Canceled 'Interview' draws sharp criticism
Canceled 'Interview' draws sharp criticism

"The Interview" was expected to bring in more than $100 million in revenue for Sony.

But now that the movie at the center of the Sony hacking controversy has been pulled, it might not make a dime for the troubled studio.

Sony spent $44 million making "The Interview," according to reports based on those hacked emails. And it spent $35 million in marketing, according to other reports. Indeed, TV commercials were still running as recently as Wednesday after the studio had pulled the plug.

"The Interview" was probably insured. Most studios have policies to protect them in case a movie can't be released in the event that a star dies or some other unforeseen circumstance. But there has never been a movie pulled due to a terrorist threat, so it's not clear if Sony's policy would pay anything in this situation.

"Lawyers are going to be paid a lot of money deciding that issue," said Jason Squire, professor at the University of Southern California and editor of the Movie Business Book.

But these policies only cover what it costs to make a movie, not lost revenue, and that's where Sony (SNE) could take a bit hit to its bottom line.

Related: Movies are the least of Sony's problems

"The Interview" was expected to do about $90 million in U.S. ticket sales, according to Box Office Mojo analyst Ray Subers.
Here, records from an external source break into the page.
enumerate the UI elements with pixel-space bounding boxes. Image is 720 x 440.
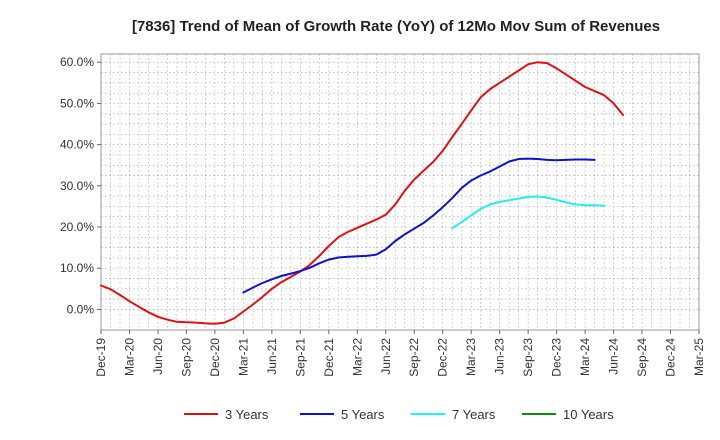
x-tick-label: Sep-23 [521, 338, 535, 377]
x-tick-label: Sep-24 [635, 338, 649, 377]
x-tick-label: Dec-22 [436, 338, 450, 377]
plot-frame [100, 53, 700, 331]
x-tick-label: Jun-20 [151, 338, 165, 375]
x-tick-label: Dec-24 [664, 338, 678, 377]
x-tick-label: Sep-20 [179, 338, 193, 377]
x-tick-label: Jun-24 [607, 338, 621, 375]
legend: 3 Years 5 Years 7 Years 10 Years [184, 407, 614, 422]
grid [100, 54, 700, 330]
x-tick-label: Sep-21 [293, 338, 307, 377]
x-axis: Dec-19 Mar-20 Jun-20 Sep-20 Dec-20 Mar-21 Jun-… [94, 330, 706, 377]
x-tick-label: Mar-24 [578, 338, 592, 376]
x-tick-label: Mar-22 [350, 338, 364, 376]
x-tick-label: Mar-21 [236, 338, 250, 376]
x-tick-label: Dec-23 [550, 338, 564, 377]
x-tick-label: Mar-20 [122, 338, 136, 376]
x-tick-label: Jun-21 [265, 338, 279, 375]
series-line-3-years [100, 61, 625, 325]
x-tick-label: Dec-21 [322, 338, 336, 377]
y-axis: 0.0% 10.0% 20.0% 30.0% 40.0% 50.0% 60.0% [60, 55, 101, 316]
legend-label: 5 Years [341, 407, 385, 422]
legend-label: 3 Years [225, 407, 269, 422]
x-tick-label: Dec-20 [208, 338, 222, 377]
y-tick-label: 50.0% [60, 96, 94, 110]
y-tick-label: 60.0% [60, 55, 94, 69]
x-tick-label: Mar-23 [464, 338, 478, 376]
y-tick-label: 20.0% [60, 220, 94, 234]
series-line-7-years [451, 195, 606, 230]
y-tick-label: 10.0% [60, 261, 94, 275]
y-tick-label: 30.0% [60, 179, 94, 193]
x-tick-label: Dec-19 [94, 338, 108, 377]
series-layer [100, 61, 625, 325]
series-line-5-years [242, 157, 596, 294]
x-tick-label: Sep-22 [407, 338, 421, 377]
legend-label: 7 Years [452, 407, 496, 422]
x-tick-label: Jun-23 [493, 338, 507, 375]
x-tick-label: Mar-25 [692, 338, 706, 376]
y-tick-label: 40.0% [60, 138, 94, 152]
y-tick-label: 0.0% [67, 302, 95, 316]
chart-title: [7836] Trend of Mean of Growth Rate (YoY… [132, 18, 660, 35]
legend-label: 10 Years [563, 407, 614, 422]
x-tick-label: Jun-22 [379, 338, 393, 375]
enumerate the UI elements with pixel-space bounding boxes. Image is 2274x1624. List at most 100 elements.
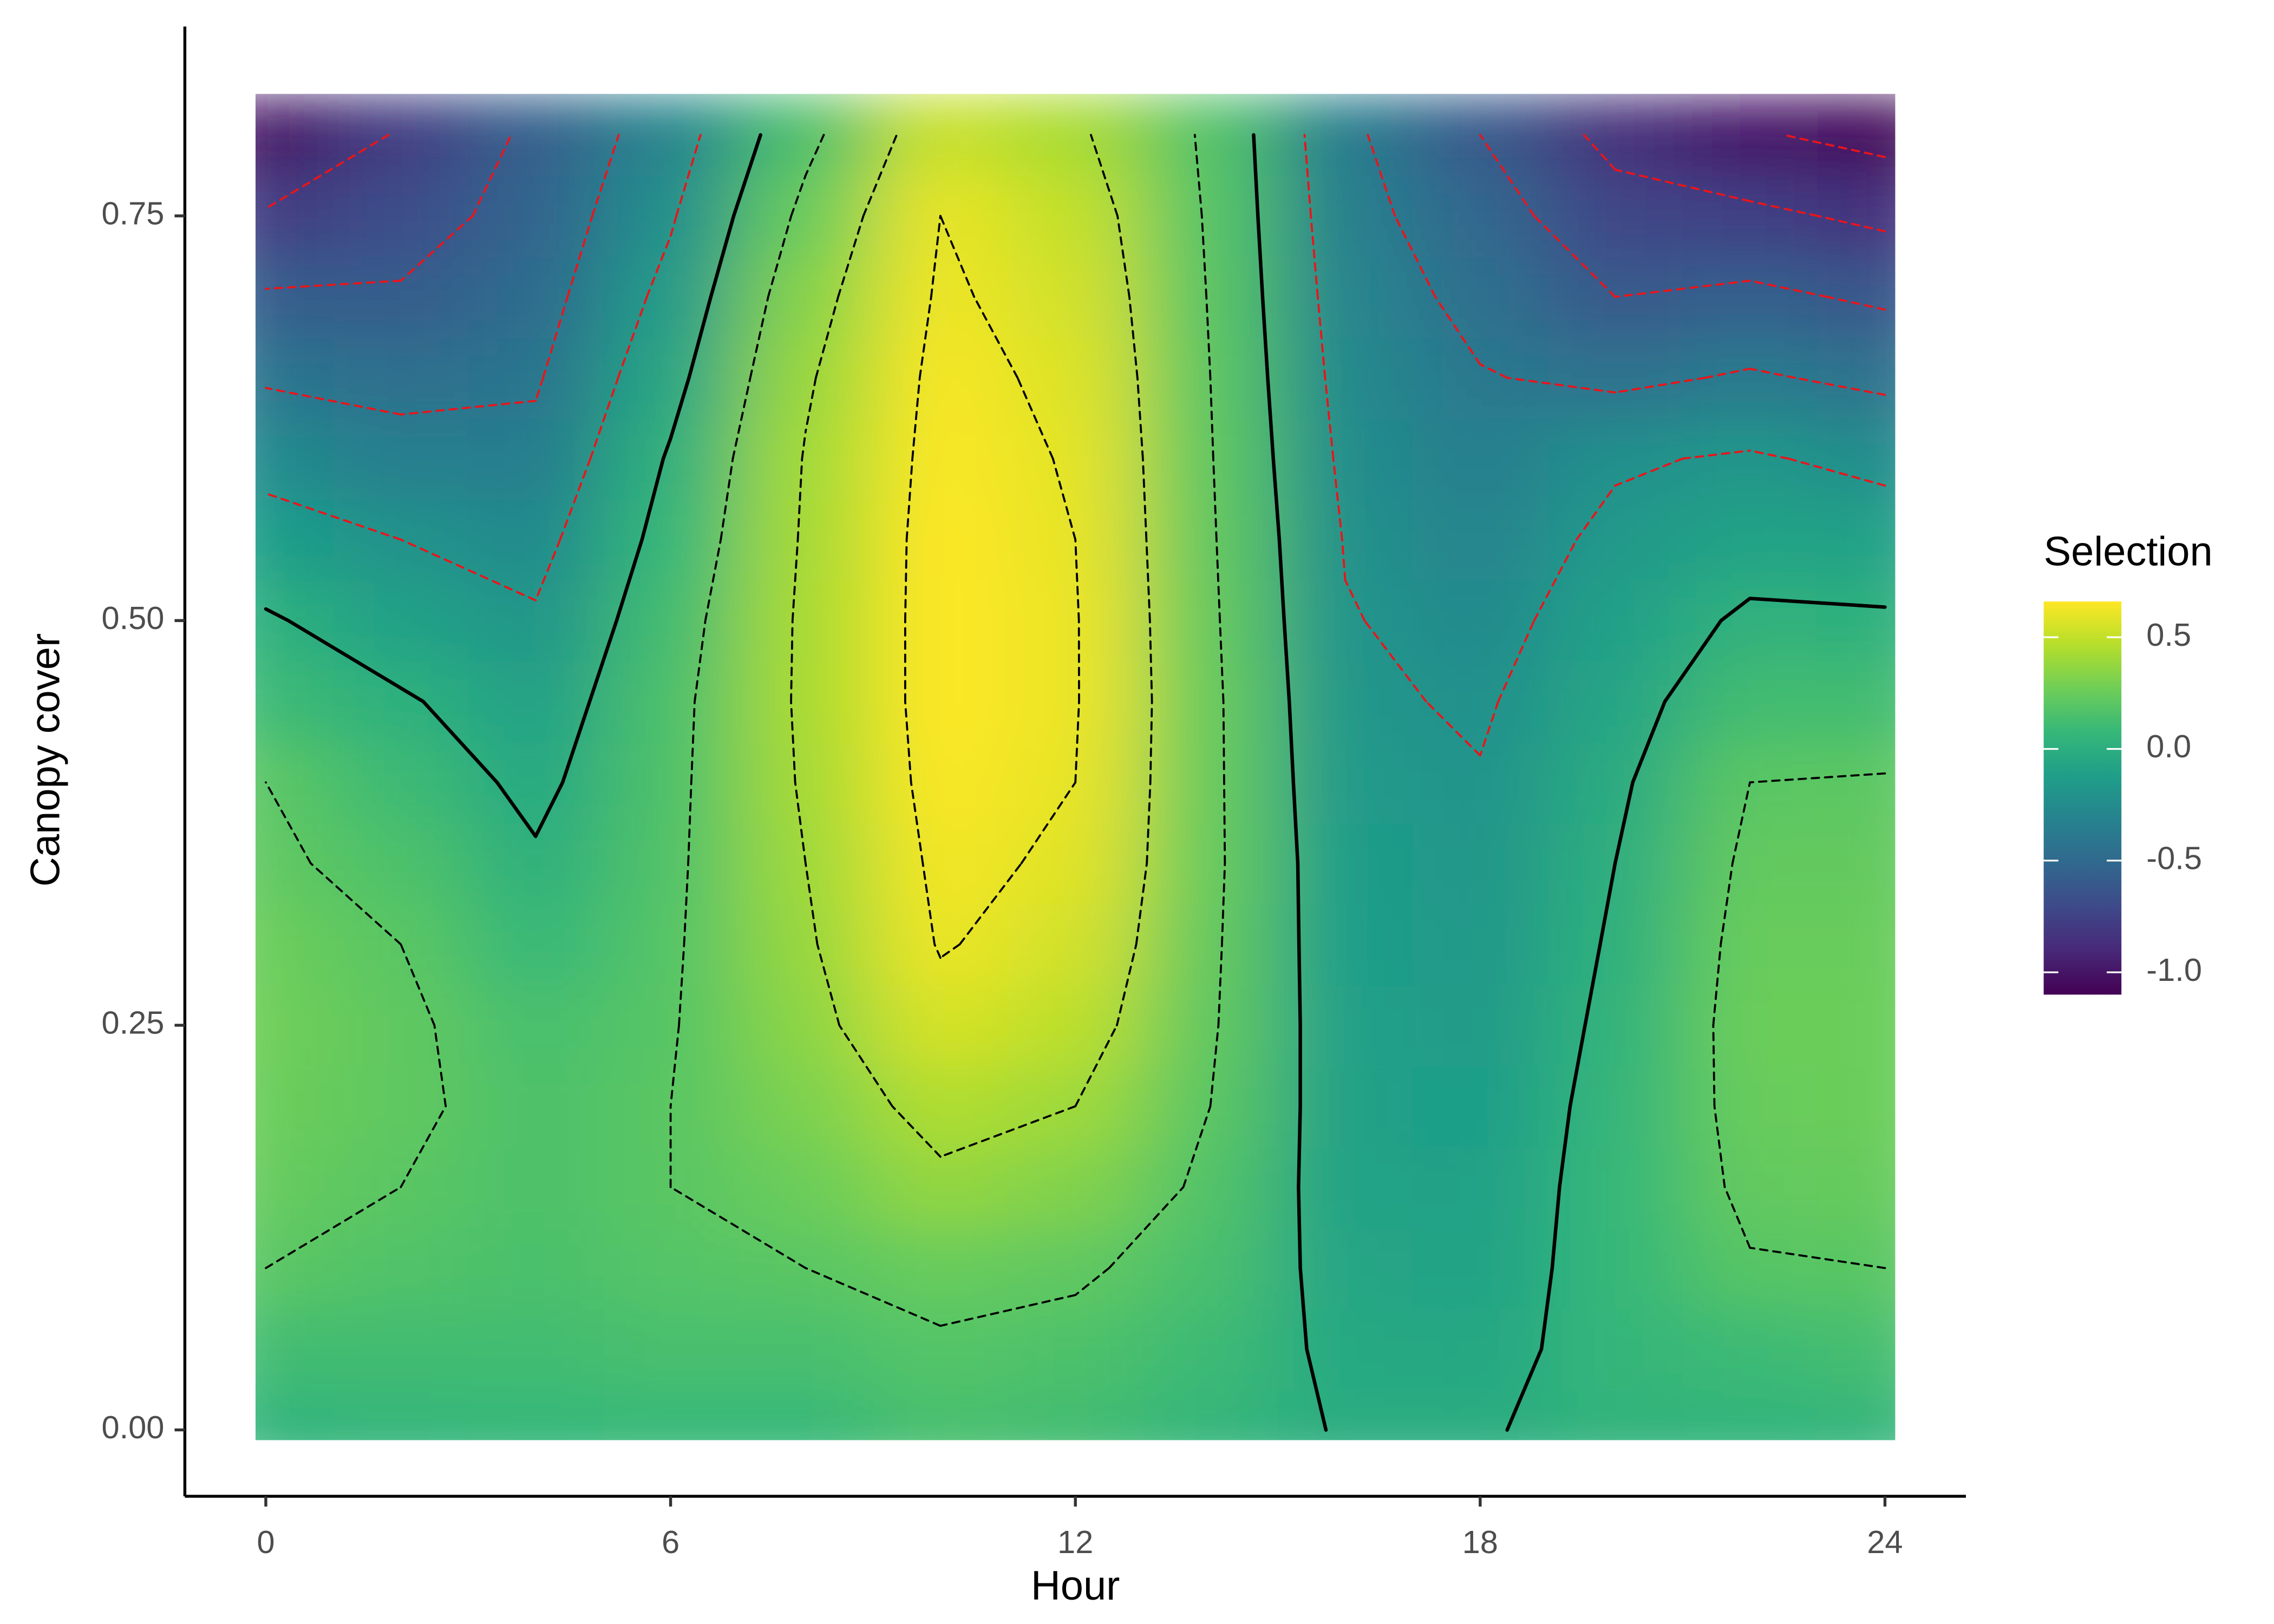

But David Miller, an analyst who follows the movie industry for Topeka Capital Markets, thinks domestic box office might have been about $50 million.

Overseas sales were expected to bring in between $10 million to $30 million.

Sony would have kept roughly half the total box office revenue - between $30 million to $60 million, with the rest going to theater owners.

Related: Sony stock soars after movie is shelved

But box office is no longer a movie's only source of revenue. Income from on demand rentals, DVD sales, streaming rights on Netflix (NFLX) and Amazon (AMZN) as well as broadcast rights can sometimes add up to more than what a movie makes at the box office, according to Miller.

Sony hasn't ruled out releasing the film through these other distribution channels, but it says it has no plans to do so at this time.

If it does go that route, Squire thinks it could bring in between $30 million and $50 million.

"It's a raunchy comedy aimed at young viewers, and video on demand is the realm of younger viewers," he said. The controversy would probably give the movie a big boost, he added.

Unfortunately for Sony, fifty million or so dollars is a drop in the bucket. The company lost $1.2 billion in its most recent fiscal year, due to more entrenched problems in its core consumer electronics business.